The general goal of our research is to develop computer systems that can ‘listen’ to music, develop a basic ‘understanding’ of the contents and meaning of musical signals, and learn to recognise, classify, synchronise, and manipulate music in ‘intelligent’ ways and this way support many important practical applications in the digital music world.
This particular research project focused on two grand goals: one, to teach computers to recognise musically relevant patterns and structure in music recordings, much as human listeners do when listening to music, at many different levels – e.g., to recognise event onsets in music, identify beat, rhythm, tempo, metrical structure, harmonies, instruments, voices – and to recognise musical pieces and track them (i.e., follow along in the sheet music, as musicians do) in real time (live). The outcome of this work are numerous new computer listening algorithms that are among the (or are the) best in the world for these tasks, as was also shown by winning first prizes in many international scientific competitions (see our `Hall of Fame’). Some of these also algorithms have also found their way into real commercial applications in the digital media world (e.g., automatic media monitoring, radio broadcast analysis, and music search and recommendation services.)
The second goal was to go a level ‘deeper’, developing computer methods that can help us get a deeper understanding of the ‘meaning’ of music, its expressive aspects, how music becomes ‘human music’ through the artistic act of interpretation and performance.

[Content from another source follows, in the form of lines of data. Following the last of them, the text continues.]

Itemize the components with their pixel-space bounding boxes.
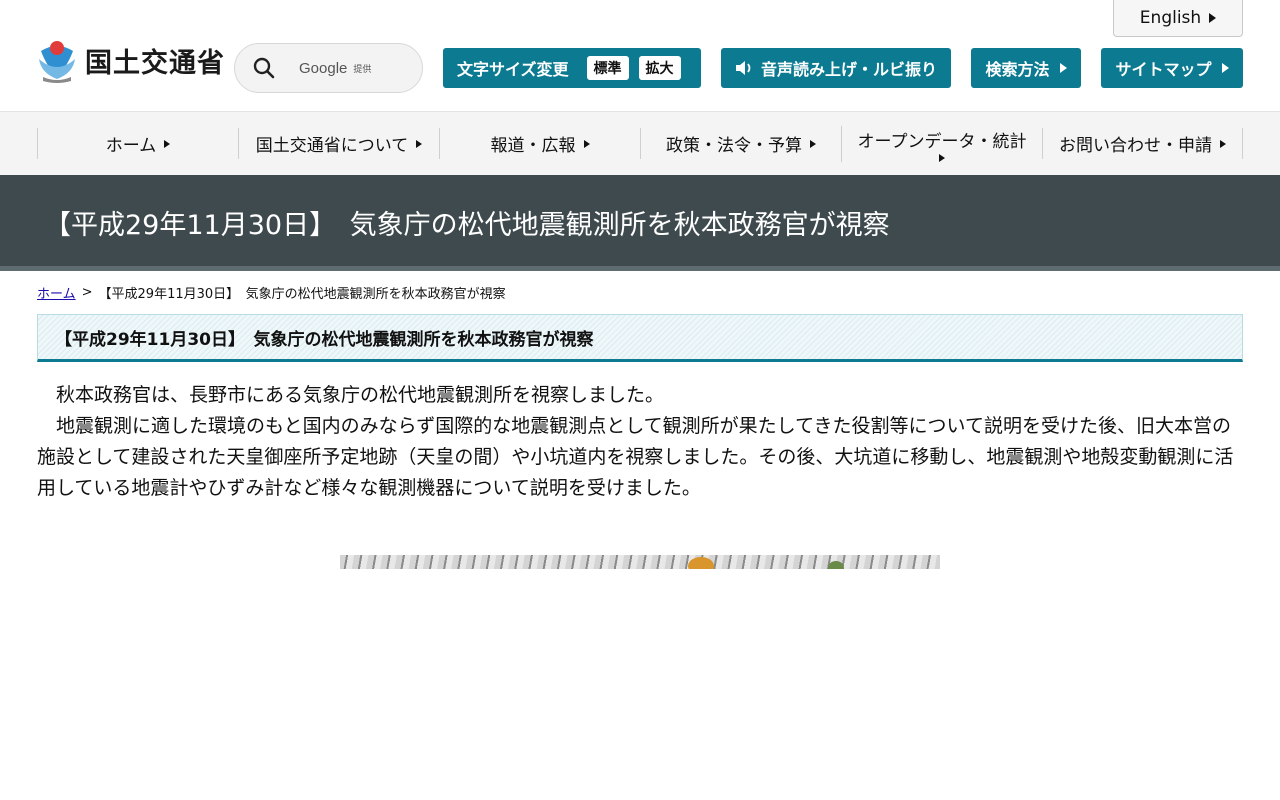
search-method-button[interactable]: 検索方法 xyxy=(971,48,1081,88)
photo-detail xyxy=(828,561,844,569)
search-icon[interactable] xyxy=(249,53,279,83)
search-method-label: 検索方法 xyxy=(985,60,1050,79)
nav-item-label: お問い合わせ・申請 xyxy=(1059,136,1212,156)
nav-item-policy[interactable]: 政策・法令・予算 xyxy=(640,128,841,159)
nav-item-open-data[interactable]: オープンデータ・統計 xyxy=(841,126,1042,162)
logo-text: 国土交通省 xyxy=(85,47,225,79)
nav-item-label: 報道・広報 xyxy=(490,136,576,156)
nav-item-contact[interactable]: お問い合わせ・申請 xyxy=(1042,128,1243,159)
voice-ruby-label: 音声読み上げ・ルビ振り xyxy=(760,60,937,79)
article-body: 秋本政務官は、長野市にある気象庁の松代地震観測所を視察しました。 地震観測に適し… xyxy=(37,380,1243,504)
mlit-logo-icon xyxy=(39,41,75,83)
arrow-right-icon xyxy=(1209,13,1217,23)
sitemap-label: サイトマップ xyxy=(1115,60,1212,79)
breadcrumb: ホーム > 【平成29年11月30日】 気象庁の松代地震観測所を秋本政務官が視察 xyxy=(37,283,506,302)
search-provider-label: Google xyxy=(299,59,348,77)
article-paragraph: 秋本政務官は、長野市にある気象庁の松代地震観測所を視察しました。 xyxy=(56,384,665,406)
site-header: English 国土交通省 Google 提供 文字サイズ変更 標準 拡大 音声… xyxy=(0,0,1280,111)
nav-item-label: オープンデータ・統計 xyxy=(857,131,1027,152)
arrow-right-icon xyxy=(583,139,590,148)
arrow-right-icon xyxy=(1059,63,1067,73)
article-paragraph: 地震観測に適した環境のもと国内のみならず国際的な地震観測点として観測所が果たして… xyxy=(37,415,1234,499)
global-nav: ホーム 国土交通省について 報道・広報 政策・法令・予算 オープンデータ・統計 … xyxy=(0,111,1280,175)
arrow-right-icon xyxy=(939,153,945,162)
sitemap-button[interactable]: サイトマップ xyxy=(1101,48,1243,88)
english-label: English xyxy=(1139,8,1202,28)
section-heading: 【平成29年11月30日】 気象庁の松代地震観測所を秋本政務官が視察 xyxy=(37,314,1243,362)
search-provider-sub: 提供 xyxy=(353,64,372,75)
speaker-icon xyxy=(735,61,751,75)
breadcrumb-separator: > xyxy=(81,285,93,300)
photo-detail xyxy=(688,557,714,569)
english-link[interactable]: English xyxy=(1113,0,1243,37)
article-photo xyxy=(340,555,940,569)
site-search[interactable]: Google 提供 xyxy=(234,43,423,93)
arrow-right-icon xyxy=(1220,139,1226,148)
font-size-large-button[interactable]: 拡大 xyxy=(638,56,681,80)
nav-item-press[interactable]: 報道・広報 xyxy=(439,128,640,159)
page-title-banner: 【平成29年11月30日】 気象庁の松代地震観測所を秋本政務官が視察 xyxy=(0,175,1280,271)
nav-item-label: ホーム xyxy=(105,136,157,156)
page-title: 【平成29年11月30日】 気象庁の松代地震観測所を秋本政務官が視察 xyxy=(44,210,890,241)
section-heading-text: 【平成29年11月30日】 気象庁の松代地震観測所を秋本政務官が視察 xyxy=(55,329,594,350)
font-size-controls: 文字サイズ変更 標準 拡大 xyxy=(443,48,701,88)
breadcrumb-home-link[interactable]: ホーム xyxy=(37,283,76,302)
font-size-standard-button[interactable]: 標準 xyxy=(586,56,629,80)
site-logo[interactable]: 国土交通省 xyxy=(37,37,225,83)
nav-item-home[interactable]: ホーム xyxy=(37,128,238,159)
breadcrumb-current: 【平成29年11月30日】 気象庁の松代地震観測所を秋本政務官が視察 xyxy=(98,287,506,302)
arrow-right-icon xyxy=(1221,63,1229,73)
arrow-right-icon xyxy=(810,139,816,148)
nav-item-label: 政策・法令・予算 xyxy=(666,136,802,156)
nav-item-about[interactable]: 国土交通省について xyxy=(238,128,439,159)
nav-item-label: 国土交通省について xyxy=(255,136,409,156)
arrow-right-icon xyxy=(416,139,423,148)
voice-ruby-button[interactable]: 音声読み上げ・ルビ振り xyxy=(721,48,951,88)
arrow-right-icon xyxy=(164,139,171,148)
font-size-label: 文字サイズ変更 xyxy=(457,60,569,79)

Here, we greatly advanced previous work on computer systems that investigate the art of expressive music performance, analysing performances by great human musicians and learning to describe and predict how music needs to be played (e.g., in terms of timing, dynamics, articulation) so as to sound ‘musical’ and ‘natural’ to us. The result of this strand of research are computer programs that helped discover and describe interesting details about the art of great pianists (these were also published in the international world of musicology), and programs that can learning themselves to play music in musically meaningful and ‘expressive’ ways, winning, among other things, an international Computer Piano Performance Contest (RENCON 2011). The last result in this respect (Spring 2017) is that in a blind listening test, our computer’s performance of a piano piece was judged by human listeners as more ‘human’ than that of an actual concert pianist …
In this project, my main responisibility was reserach in robust and flexible live music tracking. The outcome was a very robust algorithm that is able to follow piano music of any complexity.